By Dylan Deprey
Corey Fells was stuck in a cycle. He was a teenager, and a self-proclaimed mama’s boy watching the woman he loved die in front of him.
Cancer took its toll, and Fells couldn’t help but try and fill the void with other women.
“It seemed like my senior year I was dating a new girl every month,” Fells said.
One girl had dimples, just as his mother did. Another was mean to everybody but him, just like his mother did.
“I don’t think I was doing it consciously because I think we all do that,” Fells said.
Fells was a photographer, who had a vengeance.

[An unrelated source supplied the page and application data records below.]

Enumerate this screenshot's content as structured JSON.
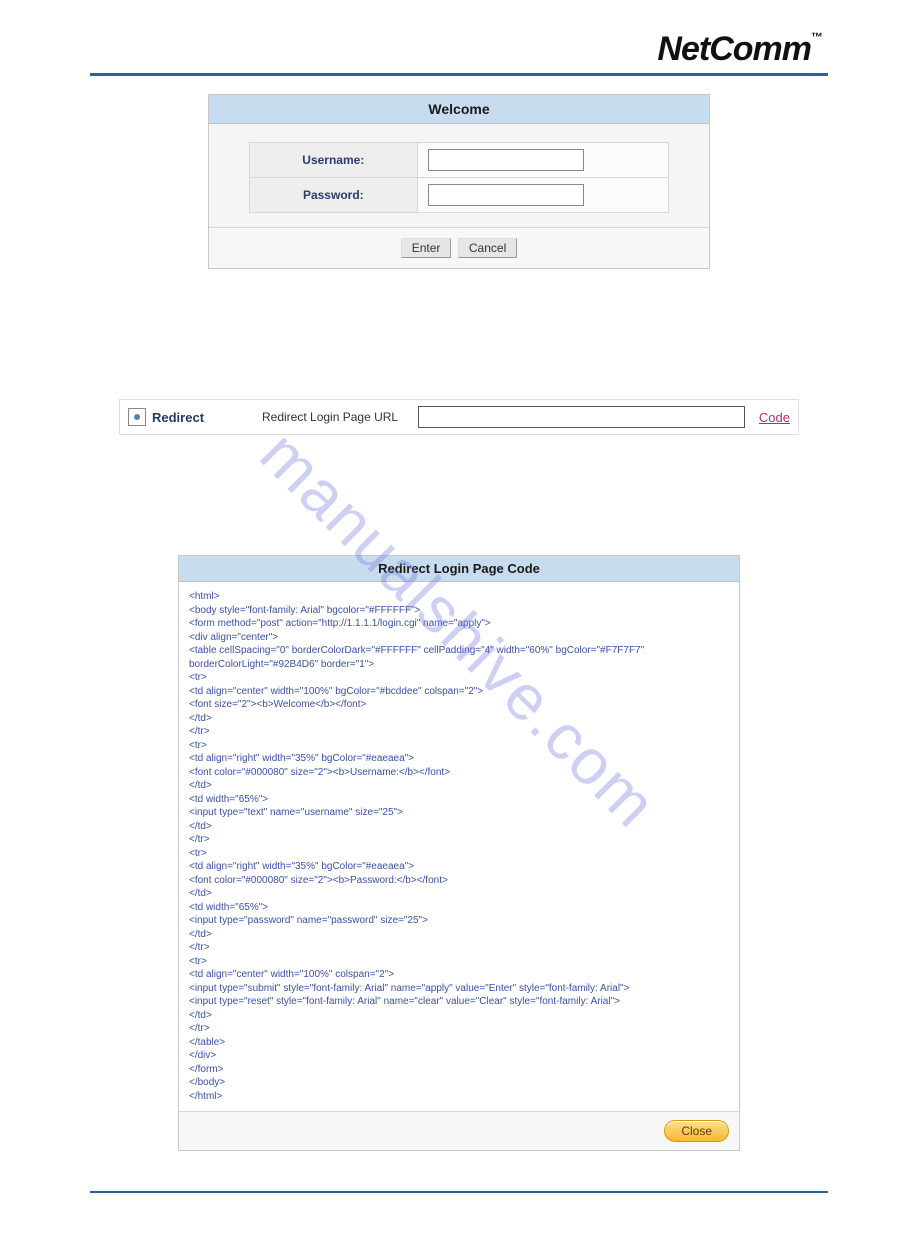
{
  "brand": {
    "name": "NetComm",
    "tm": "™"
  },
  "welcome": {
    "title": "Welcome",
    "username_label": "Username:",
    "password_label": "Password:",
    "enter_label": "Enter",
    "cancel_label": "Cancel"
  },
  "redirect": {
    "option_label": "Redirect",
    "field_label": "Redirect Login Page URL",
    "code_link": "Code"
  },
  "code_panel": {
    "title": "Redirect Login Page Code",
    "close_label": "Close",
    "code": "<html>\n<body style=\"font-family: Arial\" bgcolor=\"#FFFFFF\">\n<form method=\"post\" action=\"http://1.1.1.1/login.cgi\" name=\"apply\">\n<div align=\"center\">\n<table cellSpacing=\"0\" borderColorDark=\"#FFFFFF\" cellPadding=\"4\" width=\"60%\" bgColor=\"#F7F7F7\" borderColorLight=\"#92B4D6\" border=\"1\">\n<tr>\n<td align=\"center\" width=\"100%\" bgColor=\"#bcddee\" colspan=\"2\">\n<font size=\"2\"><b>Welcome</b></font>\n</td>\n</tr>\n<tr>\n<td align=\"right\" width=\"35%\" bgColor=\"#eaeaea\">\n<font color=\"#000080\" size=\"2\"><b>Username:</b></font>\n</td>\n<td width=\"65%\">\n<input type=\"text\" name=\"username\" size=\"25\">\n</td>\n</tr>\n<tr>\n<td align=\"right\" width=\"35%\" bgColor=\"#eaeaea\">\n<font color=\"#000080\" size=\"2\"><b>Password:</b></font>\n</td>\n<td width=\"65%\">\n<input type=\"password\" name=\"password\" size=\"25\">\n</td>\n</tr>\n<tr>\n<td align=\"center\" width=\"100%\" colspan=\"2\">\n<input type=\"submit\" style=\"font-family: Arial\" name=\"apply\" value=\"Enter\" style=\"font-family: Arial\">\n<input type=\"reset\" style=\"font-family: Arial\" name=\"clear\" value=\"Clear\" style=\"font-family: Arial\">\n</td>\n</tr>\n</table>\n</div>\n</form>\n</body>\n</html>"
  },
  "watermark": "manualshive.com"
}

His girlfriend was mad he wouldn’t take pictures of her, and eventually broke up with him. Teen angst kicked in and he wanted to take pictures of girls that looked just like her. The subtle act of revenge was vain, his conscious kicked in and he instead chose to do something more positive.
His mother had instilled appreciation for women form an early age and he took it upon himself to solidify those memories.

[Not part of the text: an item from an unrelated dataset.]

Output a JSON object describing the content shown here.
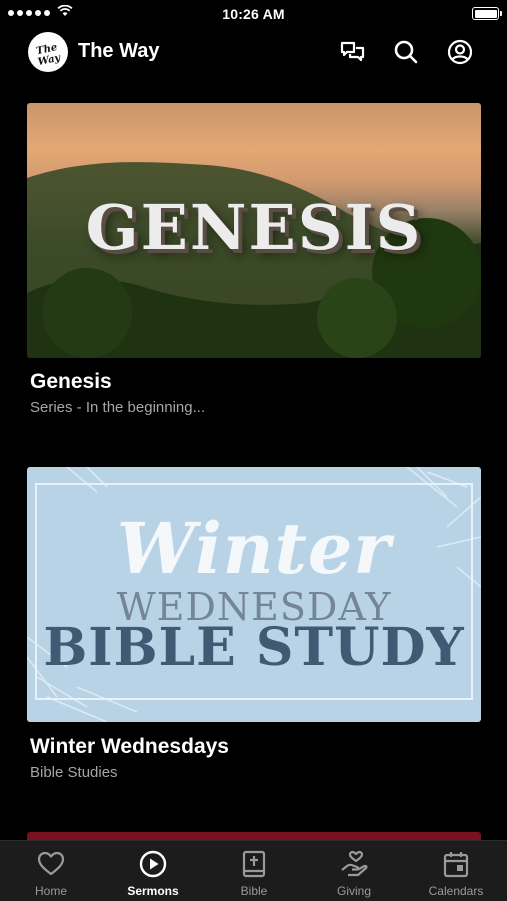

The 100 Womxn Project is an online photo expose sharing 100 stories from Black and Hispanic women throughout every neighborhood in Milwaukee.
“There are women here in Milwaukee that are just so dope, and are from different sections of Milwaukee,” Fells said. “I just want to put this out and let people digest what women are going through from a local standpoint, and also a national standpoint.”

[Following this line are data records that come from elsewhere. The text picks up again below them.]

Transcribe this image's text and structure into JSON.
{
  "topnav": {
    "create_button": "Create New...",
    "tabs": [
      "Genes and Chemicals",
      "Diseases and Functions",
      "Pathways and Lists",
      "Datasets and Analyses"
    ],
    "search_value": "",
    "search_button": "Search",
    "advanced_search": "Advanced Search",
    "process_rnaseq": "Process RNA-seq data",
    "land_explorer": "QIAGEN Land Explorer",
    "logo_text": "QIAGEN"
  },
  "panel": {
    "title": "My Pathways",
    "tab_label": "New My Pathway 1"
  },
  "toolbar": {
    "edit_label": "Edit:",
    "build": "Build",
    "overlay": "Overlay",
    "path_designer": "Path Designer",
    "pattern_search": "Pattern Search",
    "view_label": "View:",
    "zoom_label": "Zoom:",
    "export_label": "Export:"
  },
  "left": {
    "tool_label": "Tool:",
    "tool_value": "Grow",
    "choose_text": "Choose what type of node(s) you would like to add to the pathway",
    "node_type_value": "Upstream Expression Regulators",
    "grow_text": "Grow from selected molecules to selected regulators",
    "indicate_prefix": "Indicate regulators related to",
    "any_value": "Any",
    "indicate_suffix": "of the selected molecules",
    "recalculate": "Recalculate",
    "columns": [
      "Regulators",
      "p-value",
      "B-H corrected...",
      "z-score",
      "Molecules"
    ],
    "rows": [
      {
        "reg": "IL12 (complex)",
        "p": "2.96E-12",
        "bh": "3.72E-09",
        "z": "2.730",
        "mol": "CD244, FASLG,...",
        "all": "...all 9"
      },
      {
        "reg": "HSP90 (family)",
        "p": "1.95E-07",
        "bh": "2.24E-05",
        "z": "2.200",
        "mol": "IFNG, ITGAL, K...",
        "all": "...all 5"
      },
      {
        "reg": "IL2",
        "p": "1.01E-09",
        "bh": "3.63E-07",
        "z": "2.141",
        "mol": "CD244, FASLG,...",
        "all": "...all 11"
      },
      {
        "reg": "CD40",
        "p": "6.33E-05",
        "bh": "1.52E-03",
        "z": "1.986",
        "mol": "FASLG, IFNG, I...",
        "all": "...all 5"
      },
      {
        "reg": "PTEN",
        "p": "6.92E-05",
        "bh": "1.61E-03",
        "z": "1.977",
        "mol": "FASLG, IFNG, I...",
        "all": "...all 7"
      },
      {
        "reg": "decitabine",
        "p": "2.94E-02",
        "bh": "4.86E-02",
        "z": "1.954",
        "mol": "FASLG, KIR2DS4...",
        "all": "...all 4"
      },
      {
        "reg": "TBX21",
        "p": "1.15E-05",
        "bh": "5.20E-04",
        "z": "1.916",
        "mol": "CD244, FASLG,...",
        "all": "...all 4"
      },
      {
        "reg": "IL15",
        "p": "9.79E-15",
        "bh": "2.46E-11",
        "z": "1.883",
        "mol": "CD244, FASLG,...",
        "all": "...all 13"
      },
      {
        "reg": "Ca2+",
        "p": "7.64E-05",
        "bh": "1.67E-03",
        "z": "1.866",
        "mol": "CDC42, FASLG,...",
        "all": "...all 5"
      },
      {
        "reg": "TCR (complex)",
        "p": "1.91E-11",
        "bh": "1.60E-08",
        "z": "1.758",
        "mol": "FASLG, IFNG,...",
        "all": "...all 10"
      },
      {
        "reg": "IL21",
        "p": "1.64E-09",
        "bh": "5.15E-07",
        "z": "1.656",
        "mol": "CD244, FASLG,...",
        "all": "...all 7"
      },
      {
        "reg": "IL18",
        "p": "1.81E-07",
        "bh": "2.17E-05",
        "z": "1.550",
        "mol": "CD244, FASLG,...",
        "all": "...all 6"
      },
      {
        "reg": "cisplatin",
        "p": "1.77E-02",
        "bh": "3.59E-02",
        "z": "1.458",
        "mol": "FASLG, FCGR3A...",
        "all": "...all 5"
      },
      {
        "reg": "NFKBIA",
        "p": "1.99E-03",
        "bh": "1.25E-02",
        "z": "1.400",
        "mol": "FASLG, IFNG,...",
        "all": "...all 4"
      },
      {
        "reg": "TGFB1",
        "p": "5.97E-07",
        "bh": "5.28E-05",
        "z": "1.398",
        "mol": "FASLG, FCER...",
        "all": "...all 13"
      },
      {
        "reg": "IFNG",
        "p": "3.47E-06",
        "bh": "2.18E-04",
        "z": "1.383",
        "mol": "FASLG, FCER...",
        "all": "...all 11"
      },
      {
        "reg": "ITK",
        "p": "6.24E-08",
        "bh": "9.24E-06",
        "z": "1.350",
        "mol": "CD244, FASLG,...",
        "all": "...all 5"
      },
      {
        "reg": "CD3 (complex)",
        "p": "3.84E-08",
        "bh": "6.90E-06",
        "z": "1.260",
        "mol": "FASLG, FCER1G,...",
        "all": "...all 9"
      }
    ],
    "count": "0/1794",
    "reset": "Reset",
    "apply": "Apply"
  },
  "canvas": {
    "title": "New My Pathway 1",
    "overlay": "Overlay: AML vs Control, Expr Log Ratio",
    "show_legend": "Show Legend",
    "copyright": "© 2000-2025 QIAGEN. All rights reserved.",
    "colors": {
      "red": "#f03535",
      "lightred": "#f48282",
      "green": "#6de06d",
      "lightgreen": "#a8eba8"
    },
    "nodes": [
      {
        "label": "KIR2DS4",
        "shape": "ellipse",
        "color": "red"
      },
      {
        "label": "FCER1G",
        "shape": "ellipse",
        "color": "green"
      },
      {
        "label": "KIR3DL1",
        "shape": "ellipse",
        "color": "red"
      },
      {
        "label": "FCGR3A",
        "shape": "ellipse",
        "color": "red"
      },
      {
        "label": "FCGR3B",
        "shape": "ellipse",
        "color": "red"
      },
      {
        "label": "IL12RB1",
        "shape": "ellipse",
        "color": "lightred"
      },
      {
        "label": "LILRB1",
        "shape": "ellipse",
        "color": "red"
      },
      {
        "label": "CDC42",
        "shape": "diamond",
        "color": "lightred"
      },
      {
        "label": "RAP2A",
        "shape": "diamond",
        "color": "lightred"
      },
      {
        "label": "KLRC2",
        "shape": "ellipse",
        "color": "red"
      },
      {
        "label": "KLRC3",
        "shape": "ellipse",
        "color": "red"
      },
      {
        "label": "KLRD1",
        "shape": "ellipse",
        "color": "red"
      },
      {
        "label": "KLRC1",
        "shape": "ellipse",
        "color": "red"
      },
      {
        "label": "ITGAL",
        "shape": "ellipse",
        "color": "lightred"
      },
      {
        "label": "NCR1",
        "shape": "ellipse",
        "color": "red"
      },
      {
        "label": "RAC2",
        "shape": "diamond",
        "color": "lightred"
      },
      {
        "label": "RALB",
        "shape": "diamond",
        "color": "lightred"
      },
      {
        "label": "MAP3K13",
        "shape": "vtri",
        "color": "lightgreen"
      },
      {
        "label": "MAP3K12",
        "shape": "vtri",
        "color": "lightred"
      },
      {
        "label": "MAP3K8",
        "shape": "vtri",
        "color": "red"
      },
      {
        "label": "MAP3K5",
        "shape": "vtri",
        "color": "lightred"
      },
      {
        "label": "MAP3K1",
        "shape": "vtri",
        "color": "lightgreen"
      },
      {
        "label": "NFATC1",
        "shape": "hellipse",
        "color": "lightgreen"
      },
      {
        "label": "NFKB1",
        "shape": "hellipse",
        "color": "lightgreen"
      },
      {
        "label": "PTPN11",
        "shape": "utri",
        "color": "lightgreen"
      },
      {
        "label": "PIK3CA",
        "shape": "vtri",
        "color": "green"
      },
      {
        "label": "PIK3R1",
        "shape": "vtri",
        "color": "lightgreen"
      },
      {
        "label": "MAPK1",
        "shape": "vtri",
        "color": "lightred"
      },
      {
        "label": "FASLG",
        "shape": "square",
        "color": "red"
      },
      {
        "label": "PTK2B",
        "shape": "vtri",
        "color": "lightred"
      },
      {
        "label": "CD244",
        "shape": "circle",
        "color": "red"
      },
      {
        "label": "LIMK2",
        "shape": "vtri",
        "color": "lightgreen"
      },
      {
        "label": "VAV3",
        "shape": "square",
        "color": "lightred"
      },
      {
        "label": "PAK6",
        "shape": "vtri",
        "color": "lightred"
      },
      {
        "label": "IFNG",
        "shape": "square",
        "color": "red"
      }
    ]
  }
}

The project began as “50 Shades of Black” a photographic road map through the many different shades of black beauty. He hit a road bump early on as melanin levels are pretty low as Wisconsin sits in the dark for what feels like half a year.
While walking home from his job downtown toward the lake he ran across a flourishing green wall. It was unlike anything he had ever seen, the lush vine covered barricade was the perfect spot, and he wanted to photograph everybody he could in front of it.
“It didn’t seem like it was from Wisconsin. It had this aesthetic that could be found in California or Denver, or around the world” Fells said.
He photographed women over the course of the summer, and was going to stop shooting as the brisk Autumn wind set in. A friend said he should continue, and over course of three seasons he photographed women in front of the wall. Just as his mother had slowly passed, the wall he was shooting had lost its color, became weak and eventually died.
“I was able to see a very strong and highly willed woman, as a kid, to her having cancer and not even be able to control her bowels,” Fells said. “I was able to see the digression of a woman that I thought was indestructible and someone I highly admired, and the wall expresses that in a small undertone.”
As the wall digressed, the women he met had deeper stories, and his perceptions after first meeting the women were altered. He said their stories were like ice burgs, beautiful on the outside, but deep seeded far underneath the surface.
“There was a woman that is absolutely gorgeous, and right now she is 22 months sober from heroin. The story leading up to that was so daunting and so deep the wall played right off of that,” Fells said.
He said the changing scenery behind the women also signified the passing of the torch to a new generation of independent women. Fells said there few women left to shoot, and the project will roll out at the beginning of February. He is releasing 10-12 women a week on his Facebook, and one woman a day on his Instagram.
“I want each woman to have their own time to be able to have their own appreciation of who they are,” Fells said. “I believe Milwaukee and the U.S. need to hear the diverse stories from these women.”